The trajectory of the vehicle is plotted in the N, E, and D directions for combination of arm lengths paired with the largest compatible propeller³².

Figure 8

The N, E and D trajectories from Fig. 7 are shown here in greater detail, demonstrating robustness in responses in spite of turbulence due to wind³².

Discussion

In this paper, the requirements for an aerial vehicle were set and a conceptual design was performed. The dynamics of the aircraft were modeled as a six degree of freedom rigid body, and wind was simulated using the Dryden model. PID control loops were added to control the north, east, and down position of the aircraft. Finally, robust design was performed by analyzing a specially designed cost function over a range of different scenarios for all viable arm length and propeller pairs. This cost was defined as a combination of the mean and variance of the sum of the square error in the down, east, and north positions across the scenarios.

It was found that smaller arm lengths produced optimal robustness. However, when propeller saturation was considered, the pairs with propeller diameters below a certain threshold were not viable as they caused instability which resulted in an extremely large cost. It was therefore possible to find an absolute minimum for the cost function over the subset of viable elements of the parameter space. In this case, this occurred for an arm length of 0.4 m with a propeller diameter of 6 in, the largest compatible propeller available.

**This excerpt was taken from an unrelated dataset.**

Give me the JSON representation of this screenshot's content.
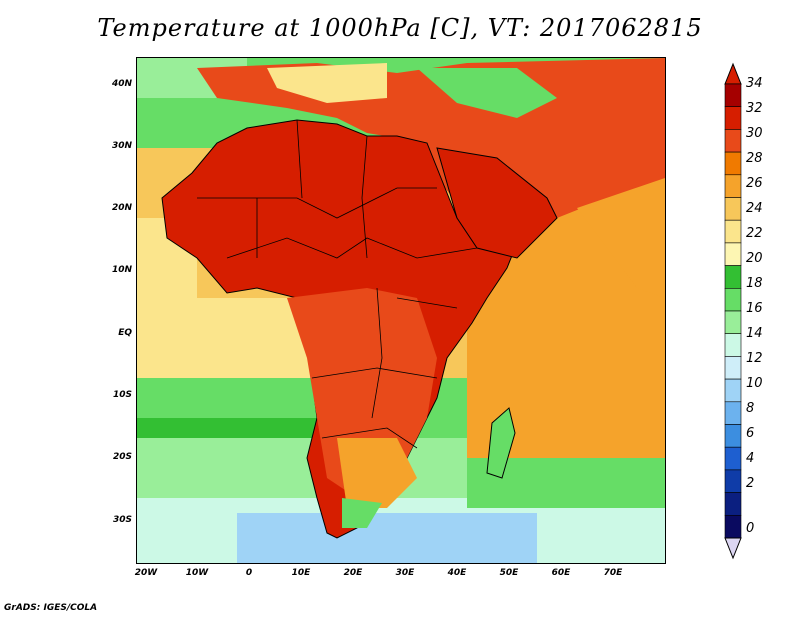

Note that robust design of the aerial vehicle being an offline process, the inertial measurements are available through model and/or appropriate sensors and the tuned inner and outer loops of the PID controllers suffice to stabilize the multirotor vehicle in each direction. Future contributions to this work could include designing the control system using distributed nonlinear model predictive controllers for 3 dimensional maneuvers³³ and improving the observation of state variables, in case of unreliable model and/or sensors, by augmenting state estimators³⁴. Otherwise, considering more design parameters including motor or battery power constraints and more accurate aerodynamic representations of the propellers could result in minor improvements.